Although igneous activity in the Southern California region was ongoing throughout the Mesozoic Era, the peak of the plutonism in the southern Sierra Nevada region was in the Late Cretaceous, about 100 to 80 million years ago. In addition, thick sequences (accumulations) of Mesozoic-age sedimentary rocks, mostly marine shales and sandstone of Jurassic and Cretaceous age, are locally preserved along the western side of the Peninsular Ranges and throughout the western Transverse Ranges in parts of the Santa Monica Mountains and mountainous Los Padres National Forest region north of Santa Barbara, California. A thick sequence of terrestrial sedimentary rocks are also preserved in the McCoy Mountains region near Blythe, California.

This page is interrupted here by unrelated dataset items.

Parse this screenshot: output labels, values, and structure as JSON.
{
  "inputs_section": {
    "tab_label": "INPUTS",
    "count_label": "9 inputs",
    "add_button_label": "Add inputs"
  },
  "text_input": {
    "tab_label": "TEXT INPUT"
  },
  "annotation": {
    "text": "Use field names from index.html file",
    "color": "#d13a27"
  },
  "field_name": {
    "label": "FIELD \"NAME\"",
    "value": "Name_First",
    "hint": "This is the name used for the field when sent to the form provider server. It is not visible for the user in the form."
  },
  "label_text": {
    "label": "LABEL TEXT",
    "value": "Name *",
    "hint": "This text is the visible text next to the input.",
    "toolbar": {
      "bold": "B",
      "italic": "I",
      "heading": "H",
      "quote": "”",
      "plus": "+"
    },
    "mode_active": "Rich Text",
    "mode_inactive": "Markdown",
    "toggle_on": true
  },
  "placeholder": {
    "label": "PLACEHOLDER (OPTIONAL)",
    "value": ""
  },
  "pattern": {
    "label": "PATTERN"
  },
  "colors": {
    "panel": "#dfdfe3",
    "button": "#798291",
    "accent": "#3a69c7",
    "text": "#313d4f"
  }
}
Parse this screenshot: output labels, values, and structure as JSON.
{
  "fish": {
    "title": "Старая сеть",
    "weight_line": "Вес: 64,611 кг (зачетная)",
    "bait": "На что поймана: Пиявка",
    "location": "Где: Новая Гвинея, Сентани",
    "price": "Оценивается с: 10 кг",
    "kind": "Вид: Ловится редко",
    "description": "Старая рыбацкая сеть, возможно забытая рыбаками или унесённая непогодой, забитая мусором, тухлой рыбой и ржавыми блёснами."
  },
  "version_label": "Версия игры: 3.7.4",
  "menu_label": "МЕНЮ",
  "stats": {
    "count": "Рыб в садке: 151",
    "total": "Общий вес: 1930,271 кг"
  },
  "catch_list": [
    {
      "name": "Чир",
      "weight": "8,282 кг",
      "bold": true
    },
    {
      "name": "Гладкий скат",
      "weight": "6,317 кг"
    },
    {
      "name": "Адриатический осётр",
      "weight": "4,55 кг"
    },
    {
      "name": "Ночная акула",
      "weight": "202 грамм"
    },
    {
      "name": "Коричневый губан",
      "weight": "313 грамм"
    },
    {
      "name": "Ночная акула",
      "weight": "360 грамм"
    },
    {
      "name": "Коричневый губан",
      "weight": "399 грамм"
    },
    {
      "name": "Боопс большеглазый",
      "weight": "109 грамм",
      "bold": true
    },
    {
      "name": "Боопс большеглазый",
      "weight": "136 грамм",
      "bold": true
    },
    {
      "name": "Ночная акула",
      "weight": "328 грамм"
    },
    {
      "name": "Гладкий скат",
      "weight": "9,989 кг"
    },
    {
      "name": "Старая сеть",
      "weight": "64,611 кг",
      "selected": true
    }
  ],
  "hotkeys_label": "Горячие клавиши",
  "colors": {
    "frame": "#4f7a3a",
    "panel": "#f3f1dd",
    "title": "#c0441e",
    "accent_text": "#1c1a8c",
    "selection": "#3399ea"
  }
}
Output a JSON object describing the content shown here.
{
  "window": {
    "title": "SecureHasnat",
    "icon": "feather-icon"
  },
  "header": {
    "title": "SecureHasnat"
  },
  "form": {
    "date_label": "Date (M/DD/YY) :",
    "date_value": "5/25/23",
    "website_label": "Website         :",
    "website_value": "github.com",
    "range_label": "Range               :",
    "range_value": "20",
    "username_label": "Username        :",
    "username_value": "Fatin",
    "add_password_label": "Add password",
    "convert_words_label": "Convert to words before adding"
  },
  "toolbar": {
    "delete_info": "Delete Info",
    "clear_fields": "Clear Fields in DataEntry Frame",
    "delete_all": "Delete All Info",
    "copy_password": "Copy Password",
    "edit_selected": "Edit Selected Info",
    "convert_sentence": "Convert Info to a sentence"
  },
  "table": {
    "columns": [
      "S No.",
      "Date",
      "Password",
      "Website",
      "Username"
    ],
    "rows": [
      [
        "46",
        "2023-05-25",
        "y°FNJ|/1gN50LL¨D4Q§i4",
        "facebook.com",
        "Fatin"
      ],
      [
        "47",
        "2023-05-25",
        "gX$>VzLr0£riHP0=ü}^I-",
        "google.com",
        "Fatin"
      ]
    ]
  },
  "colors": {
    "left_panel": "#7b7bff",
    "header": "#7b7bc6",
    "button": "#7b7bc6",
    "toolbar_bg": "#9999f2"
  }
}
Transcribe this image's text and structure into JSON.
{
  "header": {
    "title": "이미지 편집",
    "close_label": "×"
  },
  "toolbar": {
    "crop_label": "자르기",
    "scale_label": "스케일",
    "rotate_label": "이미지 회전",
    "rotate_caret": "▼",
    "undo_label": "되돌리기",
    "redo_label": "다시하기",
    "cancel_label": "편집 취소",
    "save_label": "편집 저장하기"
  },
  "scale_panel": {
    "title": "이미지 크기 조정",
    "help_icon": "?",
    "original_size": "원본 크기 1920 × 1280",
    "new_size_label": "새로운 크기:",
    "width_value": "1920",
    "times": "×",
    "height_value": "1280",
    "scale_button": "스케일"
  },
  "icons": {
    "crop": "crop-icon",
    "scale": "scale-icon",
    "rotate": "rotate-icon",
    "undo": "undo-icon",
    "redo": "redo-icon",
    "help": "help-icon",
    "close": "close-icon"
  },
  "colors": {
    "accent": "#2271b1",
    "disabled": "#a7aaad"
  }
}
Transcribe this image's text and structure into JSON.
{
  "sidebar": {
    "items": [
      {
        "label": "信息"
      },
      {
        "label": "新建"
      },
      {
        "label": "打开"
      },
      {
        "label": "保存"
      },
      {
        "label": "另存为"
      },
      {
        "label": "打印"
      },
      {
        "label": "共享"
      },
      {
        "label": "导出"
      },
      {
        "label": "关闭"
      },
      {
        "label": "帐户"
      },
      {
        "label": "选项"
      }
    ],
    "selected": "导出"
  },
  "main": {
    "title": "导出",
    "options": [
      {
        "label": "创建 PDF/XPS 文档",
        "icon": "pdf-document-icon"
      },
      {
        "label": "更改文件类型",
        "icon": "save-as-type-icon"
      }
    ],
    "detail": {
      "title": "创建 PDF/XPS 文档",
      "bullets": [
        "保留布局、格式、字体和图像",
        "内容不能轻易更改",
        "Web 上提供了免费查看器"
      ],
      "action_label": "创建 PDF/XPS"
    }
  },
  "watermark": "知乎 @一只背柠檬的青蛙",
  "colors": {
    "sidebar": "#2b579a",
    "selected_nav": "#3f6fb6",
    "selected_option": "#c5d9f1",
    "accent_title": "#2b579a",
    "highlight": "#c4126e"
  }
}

Except for the sedimentary rocks mentioned above, most of the Mesozoic-age rocks in preserved in Southern California display intermediate to high grades of metamorphism, typical of material that may have been buried to mid-crustal depths (probably in a range of 10 to 20 kilometers). Although the region was no doubt extensively covered with terrestrial and marine sedimentary deposits that interfingered volcanic deposits from the volcanic centers, most of this material was stripped away by erosion following regional uplift that continued into the following Cenozoic Era.